Milk is one type of beverage that has great benefit to health. Milk is a consumable ingredient that must be given to babies to support their growth and development. In general, milk is used more for ingredients of beverage products, but with culinary creativity, we can also use milk ingredients for processed food products that are non-sweetness. . One that will be tried is the making of milk crackers. Dairy products in the form of crackers have a savory and crispy taste and as food ingredients they are quite unique and interesting, so research needs to be done. This study aims to determine the physicochemical and organoleptic characteristics of milk crackers derived from liquid milk substitute and tapioca flour with liquid methodThe experimental design used was a completely randomized design (CRD) of one factor namely liquid milk substitution and tapioca flour with a liquid method with 4 treatments and 5 replications. treatment as follows: P1: Milk 25 g: Tapioca flour: 75 g, P2: Milk 30 g: tapioca flour 70 g, P3: Milk 35 g: tapioca flour: 65 g, P4: milk 40 g: tapioca flour 60 g, If there is a real effect, then a further test with an Honestly Real Difference Test is carried out with a test level of 5%.The results showed that substitution of liquid milk and tapioca flour, in the manufacture of milk crackers with liquid method had a significant effect (p <0.05) on chemical properties (water content, protein content, reducing sugar content, calcium, vitamin A), physical properties ( baking power and texture), and organoleptic (color, taste, crispness, and preference).

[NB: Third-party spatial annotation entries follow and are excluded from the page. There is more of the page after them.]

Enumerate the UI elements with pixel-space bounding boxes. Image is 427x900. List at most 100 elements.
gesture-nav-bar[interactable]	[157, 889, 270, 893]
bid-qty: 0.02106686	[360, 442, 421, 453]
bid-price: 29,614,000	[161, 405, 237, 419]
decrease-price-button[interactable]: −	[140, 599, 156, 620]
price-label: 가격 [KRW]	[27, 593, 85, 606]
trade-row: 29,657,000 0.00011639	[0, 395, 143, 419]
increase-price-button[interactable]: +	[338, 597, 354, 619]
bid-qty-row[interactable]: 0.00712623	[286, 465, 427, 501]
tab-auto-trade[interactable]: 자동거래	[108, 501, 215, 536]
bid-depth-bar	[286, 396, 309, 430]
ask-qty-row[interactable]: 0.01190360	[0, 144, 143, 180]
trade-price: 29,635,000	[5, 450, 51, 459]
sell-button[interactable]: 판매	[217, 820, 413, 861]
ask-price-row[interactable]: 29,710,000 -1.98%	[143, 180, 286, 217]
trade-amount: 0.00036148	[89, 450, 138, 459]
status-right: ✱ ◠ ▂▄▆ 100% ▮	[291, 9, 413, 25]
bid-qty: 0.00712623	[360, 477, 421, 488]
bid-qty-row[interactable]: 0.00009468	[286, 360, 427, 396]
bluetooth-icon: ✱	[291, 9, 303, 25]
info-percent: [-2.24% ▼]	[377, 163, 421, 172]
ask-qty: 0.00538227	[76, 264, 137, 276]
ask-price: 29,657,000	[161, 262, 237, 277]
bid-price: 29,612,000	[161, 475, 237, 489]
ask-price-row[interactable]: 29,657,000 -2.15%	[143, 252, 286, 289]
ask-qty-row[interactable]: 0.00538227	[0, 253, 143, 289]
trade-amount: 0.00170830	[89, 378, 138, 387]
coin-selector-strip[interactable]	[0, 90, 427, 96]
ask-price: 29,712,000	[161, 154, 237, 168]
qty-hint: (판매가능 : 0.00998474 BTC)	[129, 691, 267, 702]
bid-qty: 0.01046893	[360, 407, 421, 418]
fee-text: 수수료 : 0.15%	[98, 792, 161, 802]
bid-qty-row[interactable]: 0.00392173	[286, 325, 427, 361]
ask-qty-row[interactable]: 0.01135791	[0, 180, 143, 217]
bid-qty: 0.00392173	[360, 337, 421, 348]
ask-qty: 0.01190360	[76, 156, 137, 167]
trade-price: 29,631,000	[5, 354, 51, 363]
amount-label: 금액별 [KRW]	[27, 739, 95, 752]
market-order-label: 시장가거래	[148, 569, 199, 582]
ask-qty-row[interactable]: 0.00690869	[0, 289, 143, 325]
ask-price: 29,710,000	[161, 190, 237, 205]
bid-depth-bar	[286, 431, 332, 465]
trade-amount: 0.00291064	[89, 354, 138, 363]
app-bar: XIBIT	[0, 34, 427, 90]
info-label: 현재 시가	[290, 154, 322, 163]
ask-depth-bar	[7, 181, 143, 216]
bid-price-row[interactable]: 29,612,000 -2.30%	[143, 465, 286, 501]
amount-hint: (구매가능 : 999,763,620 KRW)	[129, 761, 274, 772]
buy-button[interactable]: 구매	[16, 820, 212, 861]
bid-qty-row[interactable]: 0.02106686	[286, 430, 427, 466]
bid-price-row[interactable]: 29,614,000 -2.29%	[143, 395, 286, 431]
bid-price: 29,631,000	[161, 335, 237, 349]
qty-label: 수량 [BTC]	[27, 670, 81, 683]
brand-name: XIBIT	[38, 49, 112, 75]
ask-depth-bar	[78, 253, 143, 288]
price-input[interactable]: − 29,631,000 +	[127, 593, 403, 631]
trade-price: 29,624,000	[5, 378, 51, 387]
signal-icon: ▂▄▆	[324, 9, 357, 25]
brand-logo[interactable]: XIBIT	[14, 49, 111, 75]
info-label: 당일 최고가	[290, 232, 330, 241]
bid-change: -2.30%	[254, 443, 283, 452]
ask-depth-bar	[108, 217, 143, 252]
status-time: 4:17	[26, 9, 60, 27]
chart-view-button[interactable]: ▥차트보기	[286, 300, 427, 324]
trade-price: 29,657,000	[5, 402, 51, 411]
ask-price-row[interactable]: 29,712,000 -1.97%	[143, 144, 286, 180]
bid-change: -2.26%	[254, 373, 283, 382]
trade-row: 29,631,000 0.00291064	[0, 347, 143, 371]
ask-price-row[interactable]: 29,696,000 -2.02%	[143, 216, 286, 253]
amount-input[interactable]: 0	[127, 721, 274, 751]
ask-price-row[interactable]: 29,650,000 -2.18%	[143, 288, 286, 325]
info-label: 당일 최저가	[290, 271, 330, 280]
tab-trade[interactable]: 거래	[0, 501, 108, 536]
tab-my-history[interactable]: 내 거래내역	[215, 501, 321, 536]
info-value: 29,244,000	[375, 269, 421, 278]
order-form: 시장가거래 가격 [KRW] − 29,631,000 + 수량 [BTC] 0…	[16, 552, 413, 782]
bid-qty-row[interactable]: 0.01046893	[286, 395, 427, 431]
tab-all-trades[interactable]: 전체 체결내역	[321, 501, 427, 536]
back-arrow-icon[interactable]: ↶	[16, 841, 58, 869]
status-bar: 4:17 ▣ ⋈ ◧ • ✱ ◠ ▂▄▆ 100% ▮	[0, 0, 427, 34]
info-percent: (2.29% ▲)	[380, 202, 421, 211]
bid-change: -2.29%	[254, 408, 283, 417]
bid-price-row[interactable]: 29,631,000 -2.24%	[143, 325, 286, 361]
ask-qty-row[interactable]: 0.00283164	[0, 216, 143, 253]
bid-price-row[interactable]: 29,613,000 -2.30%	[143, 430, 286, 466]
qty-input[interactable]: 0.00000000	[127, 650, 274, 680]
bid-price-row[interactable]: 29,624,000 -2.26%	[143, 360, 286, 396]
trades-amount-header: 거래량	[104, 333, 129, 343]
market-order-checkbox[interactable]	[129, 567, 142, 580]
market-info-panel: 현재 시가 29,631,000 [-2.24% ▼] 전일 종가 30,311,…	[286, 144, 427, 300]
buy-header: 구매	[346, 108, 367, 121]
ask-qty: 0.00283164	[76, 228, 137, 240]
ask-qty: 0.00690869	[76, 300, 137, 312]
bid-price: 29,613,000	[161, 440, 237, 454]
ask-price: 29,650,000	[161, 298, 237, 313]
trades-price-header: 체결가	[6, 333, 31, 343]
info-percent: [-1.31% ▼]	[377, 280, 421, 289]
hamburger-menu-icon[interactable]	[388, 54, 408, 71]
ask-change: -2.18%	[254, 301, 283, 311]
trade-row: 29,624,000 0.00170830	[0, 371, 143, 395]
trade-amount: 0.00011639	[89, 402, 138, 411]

And after further testing with a HRD test at level of 5% all treatments were significantly different.Based on the analysis results obtained the best treatment is P4 with a substituted amount of 60 gram of tapioca flour and 40 grams of liquid milk which produces a value of chemical properties namely water content 6.42%: protein content: 5.62% and calcium levels: 148.38 mg / 100g , Vitamin A 13.42 IU, the value of physical properties of baking power 83.41% and texture 1259.25g / mm and color organoleptic, taste 3.8 (flavor of milk - very taste of milk), crispness 3.82: crunchy - very crunchy, and preference 3.82. The best treatment result is P4; and many people or consumers like the most.
液体牛奶和木薯淀粉替代素的生理和有机成分
牛奶是一种对健康非常有益的饮料。牛奶是一种消耗性成分,必须给婴儿以支持他们的生长发育。一般来说,牛奶更多用于饮料产品的配料,但随着烹饪创意的发展,我们也可以将牛奶原料用于非甜味的加工食品。其中一个将被尝试的是制作牛奶饼干。以饼干的形式出现的乳制品口感可口,酥脆,作为食品原料,它们非常独特和有趣,因此需要进行研究。本试验旨在研究液态奶替代品和木薯粉液体法制备的牛奶饼干的理化特性和感官特性。试验设计为液态奶替代品和木薯粉液体法制备的单因素完全随机设计(CRD), 4个处理,5个重复。处理方法如下:P1:牛奶25g:木薯粉75g, P2:牛奶30g:木薯粉70g, P3:牛奶35g:木薯粉65g, P4:牛奶40g:木薯粉60g,如果有实际效果,则进一步进行诚实真实差异测试,测试水平为5%。结果表明,用液体牛奶代替木薯粉,对牛奶饼干的化学性能(水分、蛋白质、还原糖、钙、维生素a)、物理性能(烘焙粉和质地)和感官性能(颜色、口感、脆度和口感)均有显著影响(p <0.05)。进一步的HRD测试后,在5%的水平上,所有的处理都有显著差异。基于分析结果得到最好的治疗方法是P4替换60克的木薯粉和40克的液态奶生产化学性质的值即含水量6.42%:蛋白质含量:5.62%,钙含量:148.38毫克/ 100克,维生素a 13.42 IU,烘焙权力的物理性质的价值83.41%和纹理1259.25 g /毫米,颜色感官,品味3.8(味道的牛奶味道的牛奶),酥脆3.82:脆——非常脆,偏好3.82。最佳治疗效果为P4;许多人或消费者最喜欢它。
本文章由计算机程序翻译,如有差异,请以英文原文为准。